第8話 前の席の北上さん

 起きて――という優しい声が耳元で囁いた。


 とても甘くて、薔薇ばらのような香りを感じられる一声だった。誘われるように目を開けると、そこには綾がいた。



「おはよう、お兄ちゃん」



 なぜ綾が目の前に……いや、そうだった。昨晩は綾から一緒に寝たいと強請ねだられて、葛藤の末に俺は要望に応えたのだ。


 綾の天使の笑みを迎えながら起床できる幸せ。


 今日は一日、良い日になりそうだ。


 挨拶を返し、俺は半身を起こす。

 身体を伸ばし「おはよう」を綾に返す。すると、綾は嬉しそうに俺の手を握ってくれた。たったそれだけなのに、心が温かくなった。


 ロフトベッドから転落しないよう慎重に降りていく。



「それじゃ、わたしは朝シャワー浴びてくるね」



 綾はとても綺麗好きで一日に朝と夜と必ず二回お風呂に入っていた。だから、いつも良い匂いがするんだろうな。



 * * *



 リビングで待つとシャワーを浴び終えた綾が戻ってきた。すでに学校の制服に着替え、準備万端の様子。そして、ちょうどトースターが“チン”と鳴り、朝食も完成。

 俺は、お皿に盛りつけ『明治屋の信州育ちブルーベリージャム』をふんだんに塗りたくっていく。

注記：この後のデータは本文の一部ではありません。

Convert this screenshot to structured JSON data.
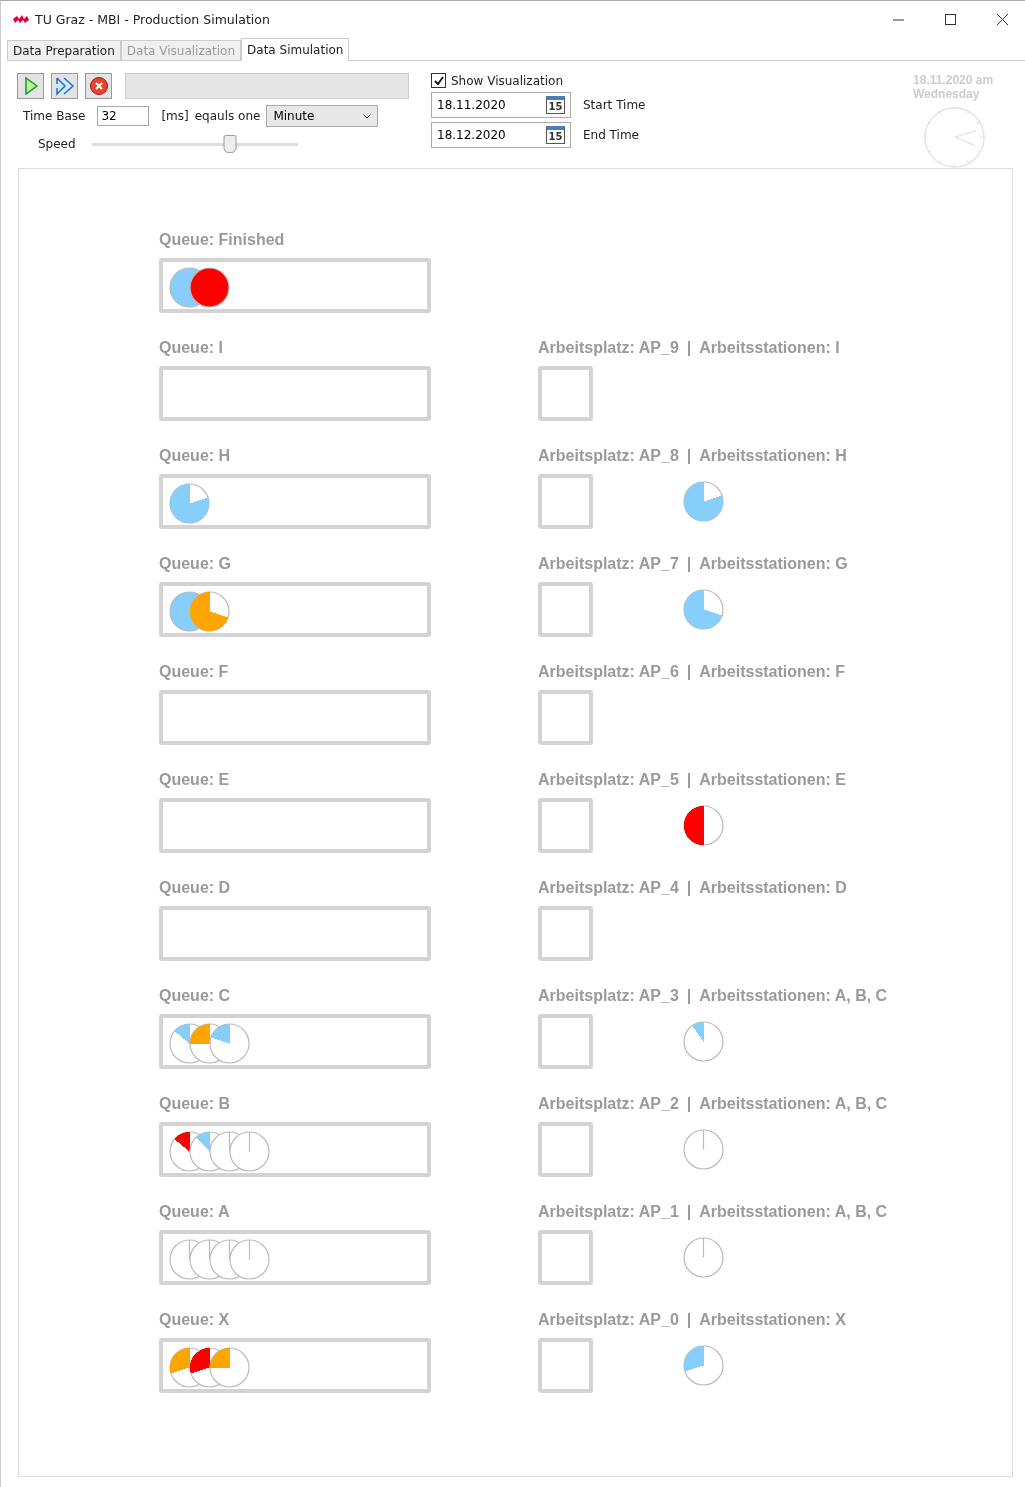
{
  "window": {
    "title": "TU Graz - MBI - Production Simulation"
  },
  "tabs": [
    {
      "label": "Data Preparation",
      "selected": false,
      "disabled": false
    },
    {
      "label": "Data Visualization",
      "selected": false,
      "disabled": true
    },
    {
      "label": "Data Simulation",
      "selected": true,
      "disabled": false
    }
  ],
  "time_base": {
    "label": "Time Base",
    "value": "32",
    "unit": "[ms]",
    "equals": "eqauls one",
    "unit_select": "Minute"
  },
  "speed": {
    "label": "Speed",
    "level": 0.67
  },
  "show_visualization": {
    "label": "Show Visualization",
    "checked": true
  },
  "start_time": {
    "value": "18.11.2020",
    "calendar": "15",
    "label": "Start Time"
  },
  "end_time": {
    "value": "18.12.2020",
    "calendar": "15",
    "label": "End Time"
  },
  "clock": {
    "date": "18.11.2020 am",
    "weekday": "Wednesday"
  },
  "rows": [
    {
      "queue": {
        "label": "Queue: Finished",
        "tokens": [
          {
            "kind": "filled",
            "color": "#87cefa"
          },
          {
            "kind": "filled",
            "color": "#ff0000"
          }
        ]
      }
    },
    {
      "queue": {
        "label": "Queue: I"
      },
      "station": {
        "workplace": "Arbeitsplatz: AP_9",
        "separator": "|",
        "stations": "Arbeitsstationen: I"
      }
    },
    {
      "queue": {
        "label": "Queue: H",
        "tokens": [
          {
            "kind": "filled",
            "color": "#87cefa"
          }
        ]
      },
      "station": {
        "workplace": "Arbeitsplatz: AP_8",
        "separator": "|",
        "stations": "Arbeitsstationen: H",
        "token": {
          "kind": "filled",
          "color": "#87cefa"
        }
      }
    },
    {
      "queue": {
        "label": "Queue: G",
        "tokens": [
          {
            "kind": "filled",
            "color": "#87cefa"
          },
          {
            "kind": "filled",
            "color": "#ffa500"
          }
        ]
      },
      "station": {
        "workplace": "Arbeitsplatz: AP_7",
        "separator": "|",
        "stations": "Arbeitsstationen: G",
        "token": {
          "kind": "filled",
          "color": "#87cefa"
        }
      }
    },
    {
      "queue": {
        "label": "Queue: F"
      },
      "station": {
        "workplace": "Arbeitsplatz: AP_6",
        "separator": "|",
        "stations": "Arbeitsstationen: F"
      }
    },
    {
      "queue": {
        "label": "Queue: E"
      },
      "station": {
        "workplace": "Arbeitsplatz: AP_5",
        "separator": "|",
        "stations": "Arbeitsstationen: E",
        "token": {
          "kind": "filled",
          "color": "#ff0000"
        }
      }
    },
    {
      "queue": {
        "label": "Queue: D"
      },
      "station": {
        "workplace": "Arbeitsplatz: AP_4",
        "separator": "|",
        "stations": "Arbeitsstationen: D"
      }
    },
    {
      "queue": {
        "label": "Queue: C",
        "tokens": [
          {
            "kind": "filled",
            "color": "#87cefa"
          },
          {
            "kind": "filled",
            "color": "#ffa500"
          },
          {
            "kind": "filled",
            "color": "#87cefa"
          }
        ]
      },
      "station": {
        "workplace": "Arbeitsplatz: AP_3",
        "separator": "|",
        "stations": "Arbeitsstationen: A, B, C",
        "token": {
          "kind": "filled",
          "color": "#87cefa"
        }
      }
    },
    {
      "queue": {
        "label": "Queue: B",
        "tokens": [
          {
            "kind": "filled",
            "color": "#ff0000"
          },
          {
            "kind": "filled",
            "color": "#87cefa"
          },
          {
            "kind": "empty"
          },
          {
            "kind": "empty"
          }
        ]
      },
      "station": {
        "workplace": "Arbeitsplatz: AP_2",
        "separator": "|",
        "stations": "Arbeitsstationen: A, B, C",
        "token": {
          "kind": "empty"
        }
      }
    },
    {
      "queue": {
        "label": "Queue: A",
        "tokens": [
          {
            "kind": "empty"
          },
          {
            "kind": "empty"
          },
          {
            "kind": "empty"
          },
          {
            "kind": "empty"
          }
        ]
      },
      "station": {
        "workplace": "Arbeitsplatz: AP_1",
        "separator": "|",
        "stations": "Arbeitsstationen: A, B, C",
        "token": {
          "kind": "empty"
        }
      }
    },
    {
      "queue": {
        "label": "Queue: X",
        "tokens": [
          {
            "kind": "filled",
            "color": "#ffa500"
          },
          {
            "kind": "filled",
            "color": "#ff0000"
          },
          {
            "kind": "filled",
            "color": "#ffa500"
          }
        ]
      },
      "station": {
        "workplace": "Arbeitsplatz: AP_0",
        "separator": "|",
        "stations": "Arbeitsstationen: X",
        "token": {
          "kind": "filled",
          "color": "#87cefa"
        }
      }
    }
  ]
}
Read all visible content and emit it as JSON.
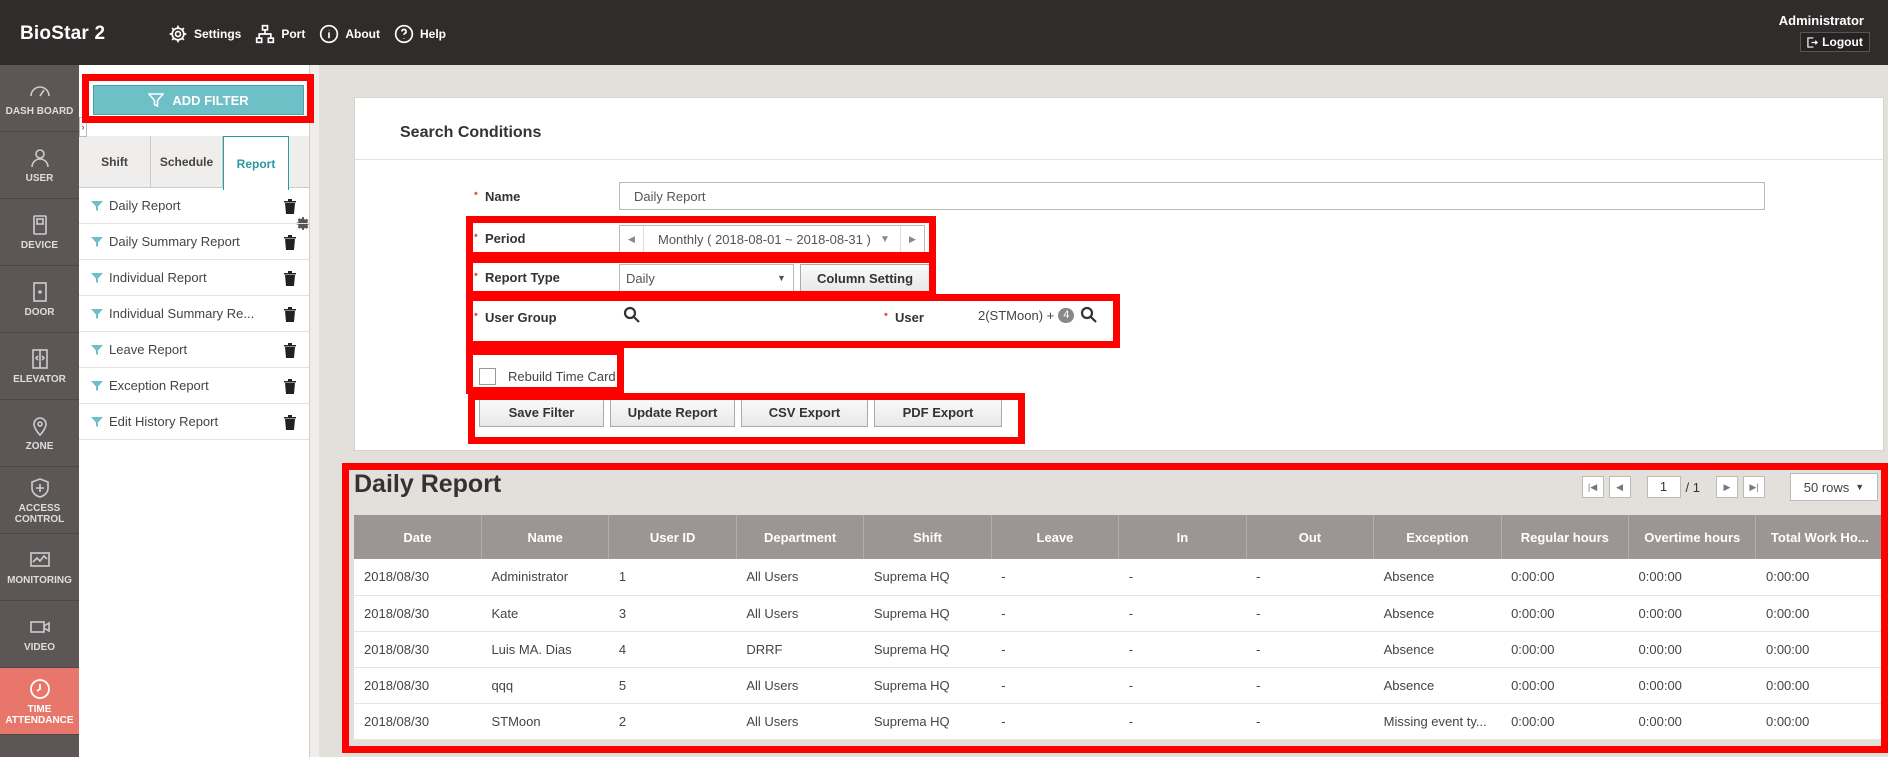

「はい、綾。ちょうどトーストが完成した。出来立てだぞ」

「うわぁ、美味しそう」


 隣に正座で座る綾は、さっそくトーストを手にして口へ運んだ。サクッと耳心地の良い音が鼓膜を刺激する。


「どうだ、綾。バターも少しだけ塗ってみたが」

「うん、サクサクでブルーベリーの酸味が絶妙で美味しい。これ、コメタに負けない味だと思う」


「マジか。それは意外だったな」


 割と適当だったんだけど、綾にはウケたらしい。ふぅ、良かった。

 そんなこんなで、40インチの液晶テレビに映し出されているニュースを見ながら朝食を頂く。



 そうして、いよいよ学校へ。



 アパートを出る前にいつもの電源コードの点検。無事を確認し、施錠。俺と綾は登校をはじめた。



 気持ちの良い天気が出迎えてくれた。

 なんて清々しい青空なのだろう。


 雑談を交えながら学校まで向かい――到着。



 昇降口で別れ際に綾は、俺を止めた。



「お兄ちゃん、ちょっと待って」

「ん? どうした」

「あのね、これ……受け取って欲しいな」

「これ、タオルか」


「うん、綾のお気に入り。お兄ちゃんにプレゼント……するね」



 なんか妙に顔が赤いな。

 ……なんでだろう。

 不思議に思い、俺は首を傾げる。けれど、綾は何も教えてくれなかった。……分からないな。至って普通のタオルにしか思えないけど。


 でも、ありがたい。

 今日は体育でマラソンがあるから助かるな。



「ありがたく使わせてもらうよ」

「良かった。それ、それの……やっぱり、なんでもないや」



 綾はもじもじしながらも背を向けて、自分の教室へ向かっていく。


 なんか気になるな。



 ――俺も自分の教室へ。



 淡々と授業が進んでいく。


 そうして、体育の授業まで進んだ。今日は天気も良くて予定通りマラソン。走るのは得意ではないし、見学にしたいくらいだ。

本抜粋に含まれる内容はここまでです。